Press "Enter" to skip to content

Review: Sorry We Missed You (2020)

Sorry We Missed You (2020)

Directed by: Ken Loach

Premise: A British family struggles to make ends meet. The father (Kris Hitchen) begins work as a franchised parcel delivery driver believing that it will be a great business opportunity. As they scrape by, the family’s teenage son (Rhys Stone) gets into trouble at school.

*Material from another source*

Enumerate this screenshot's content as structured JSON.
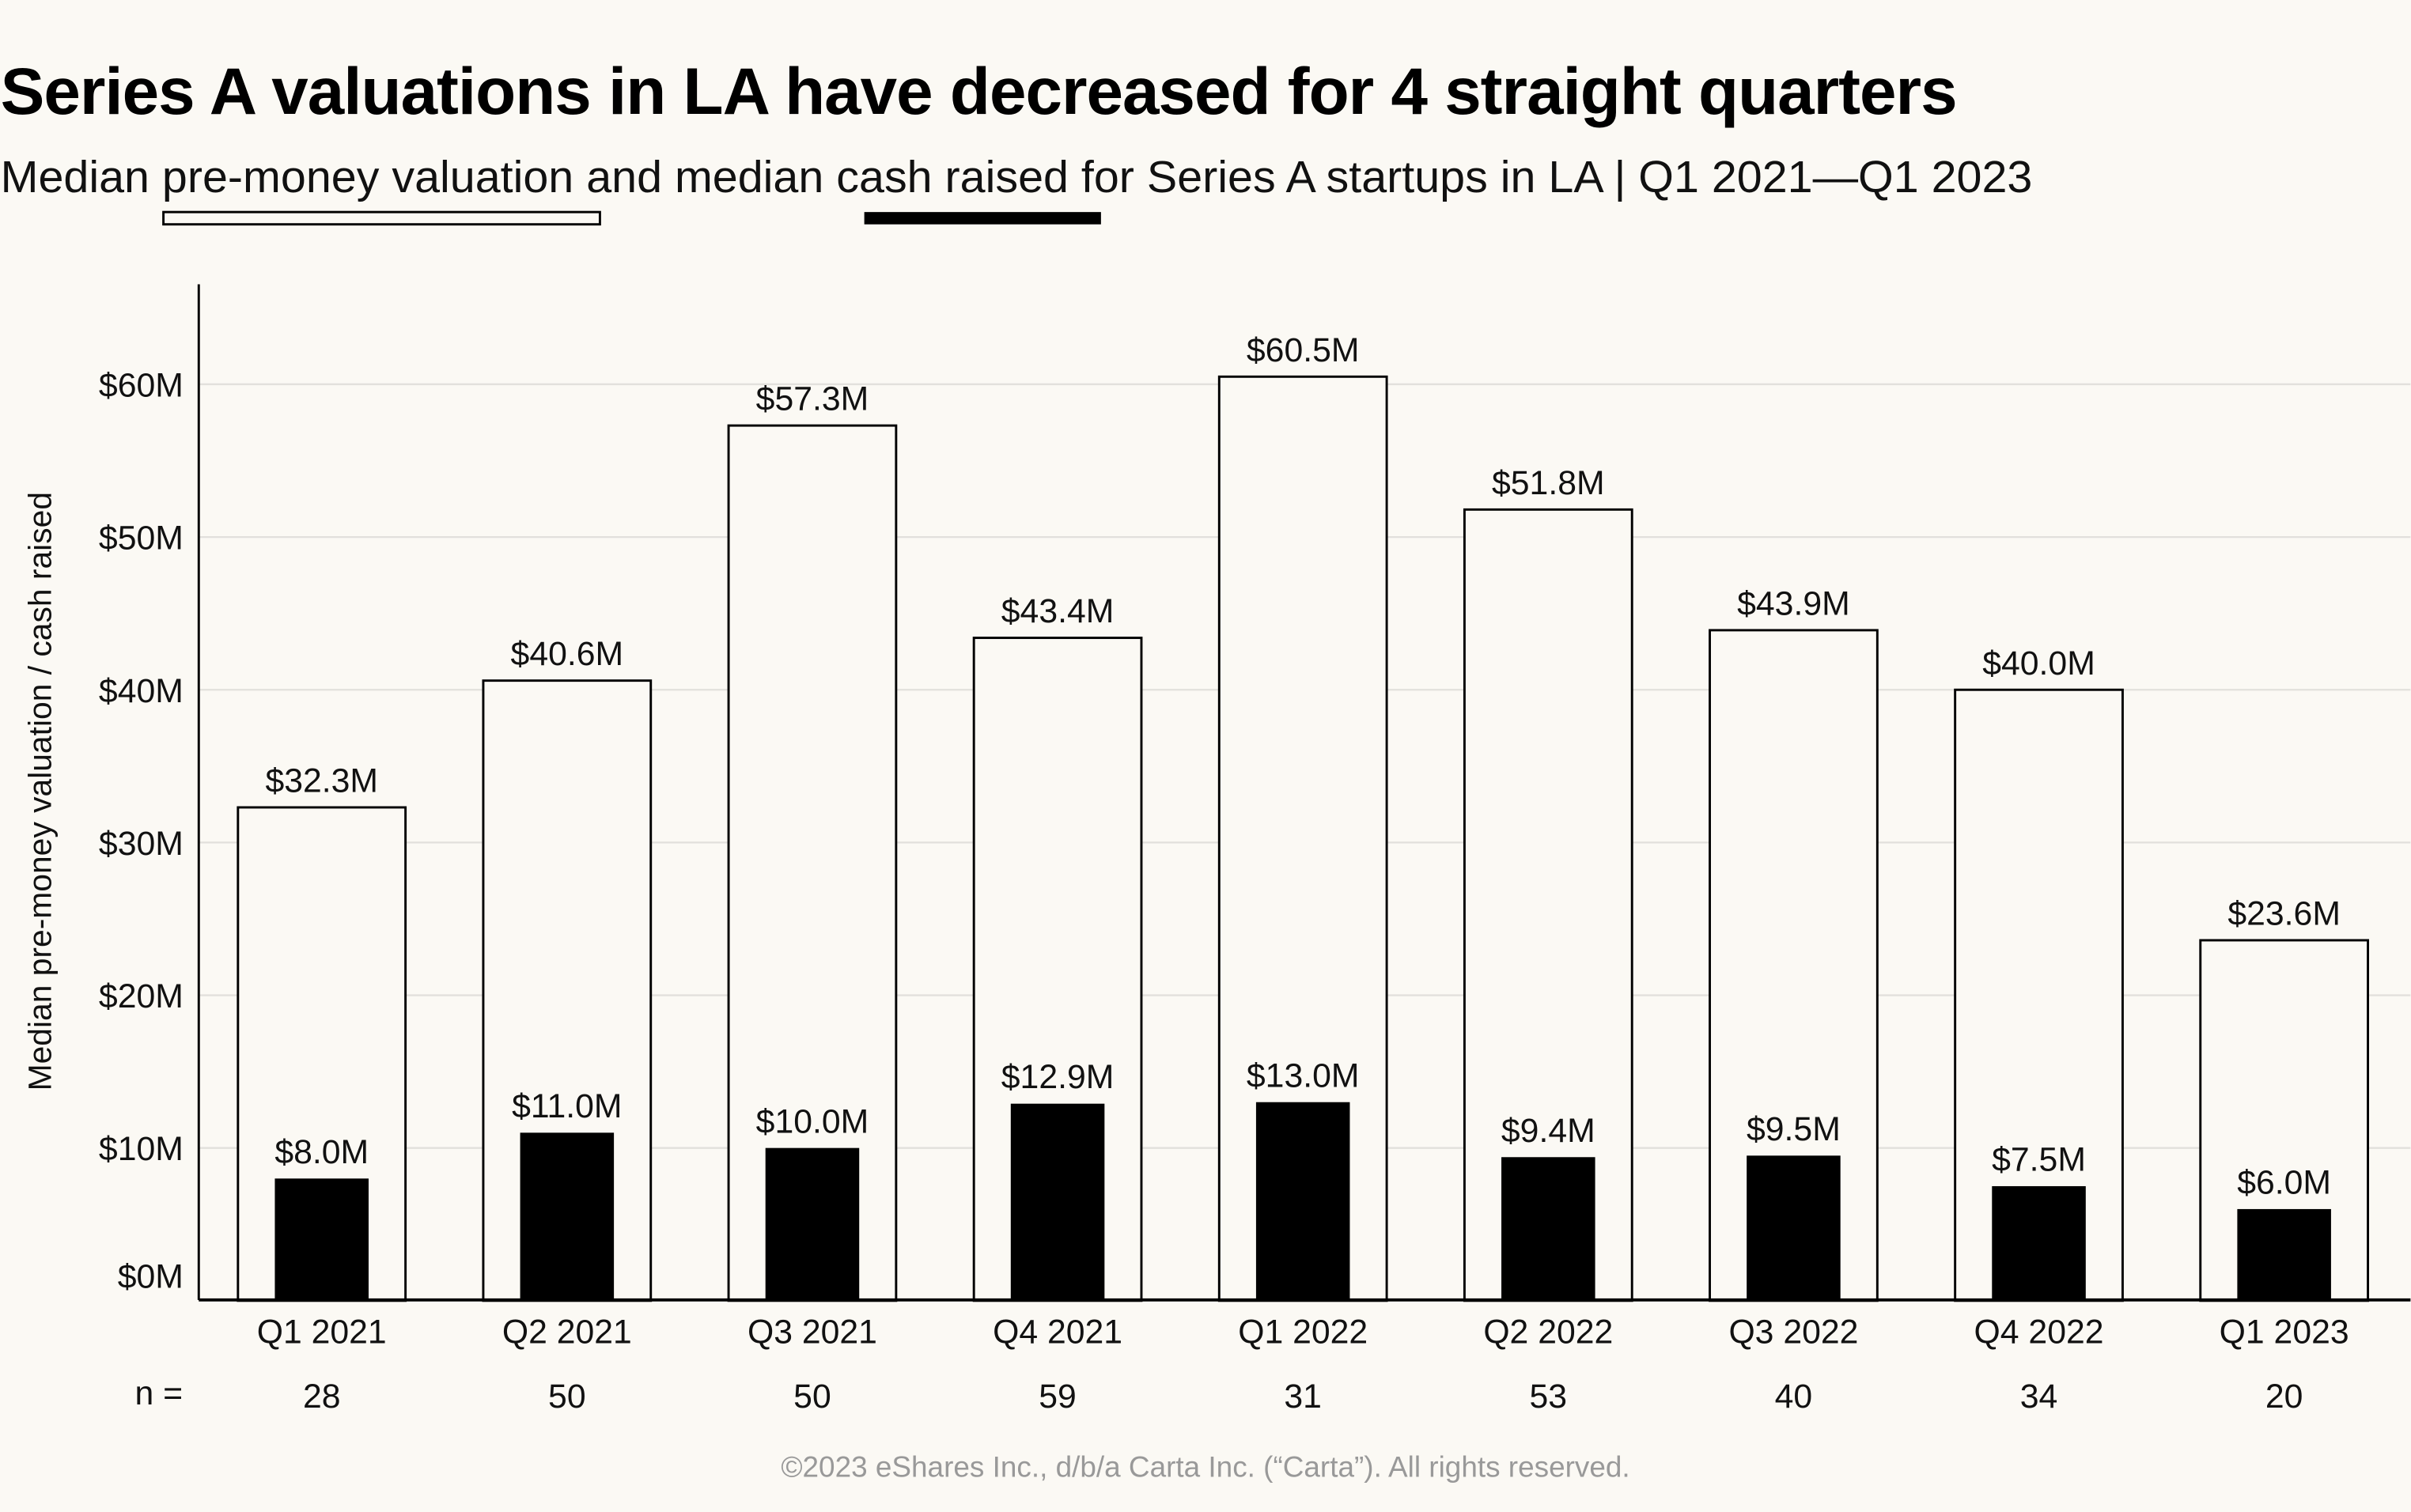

What Works: Ken Loach is a British filmmaker whose movies are unambiguously political. Some of Loach’s work focuses on political intrigue in Northern Ireland but the director’s more recent films have shined a light on capitalism and poverty. Sorry We Missed You is about a working class family trying to improve their station in life but only making things worse for themselves. Kris Hitchen and Debbie Honeywood play a married couple who struggle to provide for their family. The husband takes a job as a franchised driver for a parcel delivery service; he is not an employee of the company but rather an independent contractor and he must provide his own transportation and make deliveries on time or else pay fines. What he believes will be a lucrative business opportunity quickly becomes an economic trap. Instead of making money, the family finds itself in a perpetual cycle of debt. Meanwhile, the wife works as an in-home nurse and the couple’s teenage son, played by Rhys Stone, increasingly gets into trouble at school and with the law. Sorry We Missed You is shot in a plain, observational style which works for the film and gives it a gritty reality. The performances are also naturalistic and the actors and the filmmakers create a vivid portrait of life on the economic edge. Although there’s little violence in Sorry We Missed You, the film has a brutal feel and the political point, while unmissable, is integrated into the story organically so that the audience never feels as though they’re being lectured to. Sorry We Missed You dramatizes the exploitation of the working class in what amounts to a pyramid scheme but it also captures the exhaustion of the day to day struggle of living at the poverty line. This takes a toll on the family as the mother and father aren’t around to parent their children, leading the son to act out in ways that escalate the family’s economic strain.

What Doesn’t: The characters of Sorry We Missed You are generally who they initially appear to be. There’s not much depth to anyone and the film reveals little about their internal lives. Given the themes and style of Sorry We Missed You, that kind of character depth is mostly out of the film’s purview but the picture could be criticized for presenting a rather stock working class nuclear family.

DVD extras: Commentary track, featurette, deleted scenes, image gallery, and a trailer.

Bottom Line: Sorry We Missed You is a visceral economic drama. The movie is unsentimental and the starkness of Sorry We Missed You makes it so effective as a drama and as a political statement.